Este diploma “junta uma série de normas e leis que já existem, reforça e facilita a aplicação desses direitos”, sintetiza a presidente da Comissão Nacional dos Cuidados Paliativos, Edna Gonçalves, que enfatiza também a questão da contenção física, a qual deve ser evitada ou praticada durante o mínimo de tempo possível.

“Esta lei vem agrupar coisas dispersas e reforçar direitos que não estão garantidos em Portugal. É uma chamada de atenção para a sociedade civil e para os profissionais de saúde, até porque há muito más práticas em fim de vida por esse país fora. A obstinação terapêutica continua a acontecer”, acentua Galriça Neto.

De igual forma, acrescenta, “há por aí muita sedação mal feita, há médicos que põem doentes a dormir sem saberem o que estão a fazer”, quando este é um direito que assiste aos doentes, ainda que em situações específicas. Esta é uma prática usada em cerca de 10% dos casos, prescrita sobretudo para garantir que os pacientes não serão deixados numa situação de “sofrimento intolerável e angústia atroz”. Mas com regras, de acordo com a boa prática clínica, enfatiza. “Não é dizer ‘eu quero ser sedado’, mas sim ‘eu não quero estar num sofrimento intolerável’”, explicita, asseverando que tal não implica provocar a morte das pessoas.
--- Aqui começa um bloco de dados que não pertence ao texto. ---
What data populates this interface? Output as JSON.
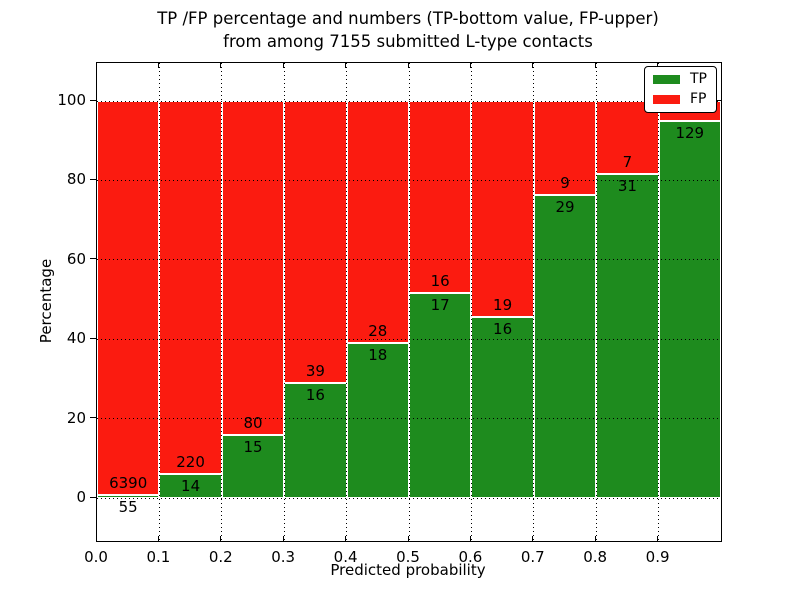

Quanto ao direito à recusa alimentar, esse também está previsto nos últimos dias de vida nesta lei.

Em Portugal, as pessoas que fazem testamento vital já podem deixar esta vontade expressa, desde que o objectivo seja o de aliviar o sofrimento, mas, apesar do aumento assinalável desde que se começou a falar na legalização da eutanásia, o número destes documentos ainda é pouco significativo (no final de Julho havia 22.082 testamentos vitais, 7610 registados por homens e 14.472 por mulheres).

O acesso à sedação paliativa em Portugal é muito mais limitados do que sucede em França, onde o Parlamento aprovou em 2015 o recurso à sedação profunda. Ali, um doente em fim de vida pode pedir a sedação, que é administrada em casa ou no hospital, enquanto em Portugal a decisão cabe sempre à equipa médica. 

Frisando que “ainda há muito más práticas em fim de vida por esse país fora”, a deputada critica de forma enfática a prática sistemática de contenção física que se faz nalguns hospitais. “Se for a uma urgência sem avisar, vai ver doentes amarrados pelos punhos e pés. Não há razões que justifiquem isto”, diz a médica, lembrando que existe a alternativa da contenção química, que passa por administrar fármacos em doses adequadas.

Na lei também está previsto um conjunto de direitos dos familiares ou cuidadores dos doentes terminais em casa, nomeadamente o direito a receber formação adequada e e apoio estruturado, proporcionados pelo Estado, e os profissionais de saúde devem requerer o direito ao seu descanso sempre que tal se justifique. Os médicos de família têm igualmente a obrigação de sinalizar todos os casos de doentes que não tenham acesso a apoio estruturado.

Mas isso não será pedir demais numa altura em que os cuidados paliativos continuam a ser muito insuficientes em Portugal? “A sociedade civil tem que começar a debater este tema tabu”, desafia a Galriça Neto.

A nova lei explicita que as pessoas em fim de vida têm o direito de receber cuidados paliativos através do SNS, estando englobados neste conceito os apoios espiritual e religioso, caso o doente manifeste essa vontade, tal como o apoio estruturado à família, que se pode prolongar até à fase de luto.